At Slatersville Congregational, Sunday School keeps churchgoers connected to the village’s rich history

At Slatersville Congregational, Sunday School keeps churchgoers connected to the village’s rich history

Nathaniel Dexter served as the school’s first superintendent after it was founded by John and Samuel Slater.

NORTH SMITHFIELD – When the children of Slatersville Congregational Church, UCC, return to Sunday School this weekend, they’ll follow in the footsteps of a tradition that goes back to the earliest days of Slatersville village, when town life revolved around the workings of the local mill.

The Sunday School, which celebrates its 210th anniversary this year, was founded in 1808, only one year after John and Samuel Slater founded the original Slatersville Mill with their partners, William Almy and Obadiah Brown, on the banks of the Branch River. In those days, children often worked alongside their parents, and education, for most, was a luxury that could only be afforded after a long week working in the mill.

“They worked Monday through Friday, whatever the hours were, and then on Saturday, they worked till noon,” explained the Rev. Eileen Morris, pastor at Slatersville Congregational Church.

As the story goes, it was Samuel Slater, father of the Industrial Revolution in America, who sparked an early interest in Sunday School. The Slater brothers had attended Sunday School as children in England and were eager to bring the custom to the mill villages of the United States. Morris recounted an old legend in which Slater, upon hearing local boys were stealing apples from a nearby orchard, decided to bring the young mill workers into his home for their education and gave them apples as they studied their Sunday lessons.

“Sunday School happened on Sundays because that was the one full day that they didn’t work at the mill. It was for boys, and it was to teach them letters and numbers and reading, and that kind of thing,” she said.

In those days, explained Morris, Sunday School was not the religious education it is today, but a general instruction for boys who could not afford to attend private schools during the week. The Slater brothers brought on Nathaniel Dexter, an associate from their mill in Pawtucket, to run the Sunday School, which operated independently of any church until the founding of Slatersville Congregational Church in 1816. At that time, the church took over operation of the Sunday School and has been running it ever since, making it one of the longest continuously operating Sunday Schools in America.

Of course, a lot has changed since the early 1800s when poor young mill workers would make their way to the church’s grounds for lessons in reading and arithmetic. Now, the 60 to 70 children enrolled in Slatersville Congregational Church Sunday School study Bible lessons and songs and prepare for their sacraments in a basement classroom they share with the North Smithfield Food Pantry. The children also learn about kindness and community involvement, often hosting birthday parties where they request donations for the food pantry and present them during the congregation’s weekly 10 a.m. Sunday worship.

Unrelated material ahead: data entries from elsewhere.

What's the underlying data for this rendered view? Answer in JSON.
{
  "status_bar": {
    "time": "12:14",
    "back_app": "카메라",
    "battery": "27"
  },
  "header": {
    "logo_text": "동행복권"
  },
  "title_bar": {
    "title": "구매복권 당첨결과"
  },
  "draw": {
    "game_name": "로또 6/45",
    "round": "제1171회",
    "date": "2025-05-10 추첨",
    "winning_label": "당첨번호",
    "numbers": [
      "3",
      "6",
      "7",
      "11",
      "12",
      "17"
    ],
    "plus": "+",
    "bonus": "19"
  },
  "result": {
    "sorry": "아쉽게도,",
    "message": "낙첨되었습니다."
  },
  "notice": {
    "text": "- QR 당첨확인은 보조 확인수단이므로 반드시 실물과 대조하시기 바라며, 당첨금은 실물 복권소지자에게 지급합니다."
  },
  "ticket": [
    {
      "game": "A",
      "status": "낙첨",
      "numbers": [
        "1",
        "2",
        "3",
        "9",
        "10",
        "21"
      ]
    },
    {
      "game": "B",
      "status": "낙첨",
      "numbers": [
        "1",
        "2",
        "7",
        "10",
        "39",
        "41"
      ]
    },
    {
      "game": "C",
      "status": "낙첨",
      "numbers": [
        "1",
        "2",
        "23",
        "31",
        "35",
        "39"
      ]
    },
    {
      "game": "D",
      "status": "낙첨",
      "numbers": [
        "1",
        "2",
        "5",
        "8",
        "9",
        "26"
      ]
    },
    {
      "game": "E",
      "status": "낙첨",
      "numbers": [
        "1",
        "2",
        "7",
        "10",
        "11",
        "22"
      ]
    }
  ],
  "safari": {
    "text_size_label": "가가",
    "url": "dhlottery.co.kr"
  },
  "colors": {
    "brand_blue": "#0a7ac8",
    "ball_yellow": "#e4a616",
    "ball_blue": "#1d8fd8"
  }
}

Morris said the Sunday School continues to serve an important function in church life in a day and age when many families are falling away from organized religion and most children don’t receive religious education in their day-to-day classes.

“We have quite a few young families,” she said. “We also really focus on our children, because we know if children are not actively involved in the life of the church, you’re just one generation away from closing your doors.”

Formal Sunday School classes, along with summer activities and special events like Christmas and Easter presentations, allow the children to contribute to the church and offer opportunities for community members to volunteer their time with the kids.

“So many of the things that we do as a church, the question is always, where are the kids in this?” said Morris.

This Sunday, in an annual church tradition, the children will kick off the start of the new Sunday School year by celebrating its roots. In a re-enactment for the entire congregation, the children will “steal” apples from the orchard and attend Sunday School with Mr. Nathaniel Dexter before distributing apples to the churchgoers and feasting on apple cakes and goodies after the service. It’s a remembrance of the church’s history and celebration of the upcoming year, but, most importantly, it’s a way to keep the children rooted in the sharing and kindness at the heart of the Sunday School tradition.

“When talking to my parents at church, what they really want for their children is for them to be good people. It’s the one place that they know that their children are going to get that kind of exposure and education,” said Morris.

With 210 years to its name, you’d be hard-pressed to find a school with a long tradition of teaching kindness to children than the Sunday School at Slatersville Congregational.

An undated photograph from Slatersville Congregational Church shows Sunday School participants making a craft. Founded in 1808 to serve the children of mill workers, the school is one of the longest continuously operating Sunday Schools in the country.
Then and now: The Slatersville Congregational Church 2017 Confirmation class celebrated the end of their Sunday School journey and official reception into the church last year.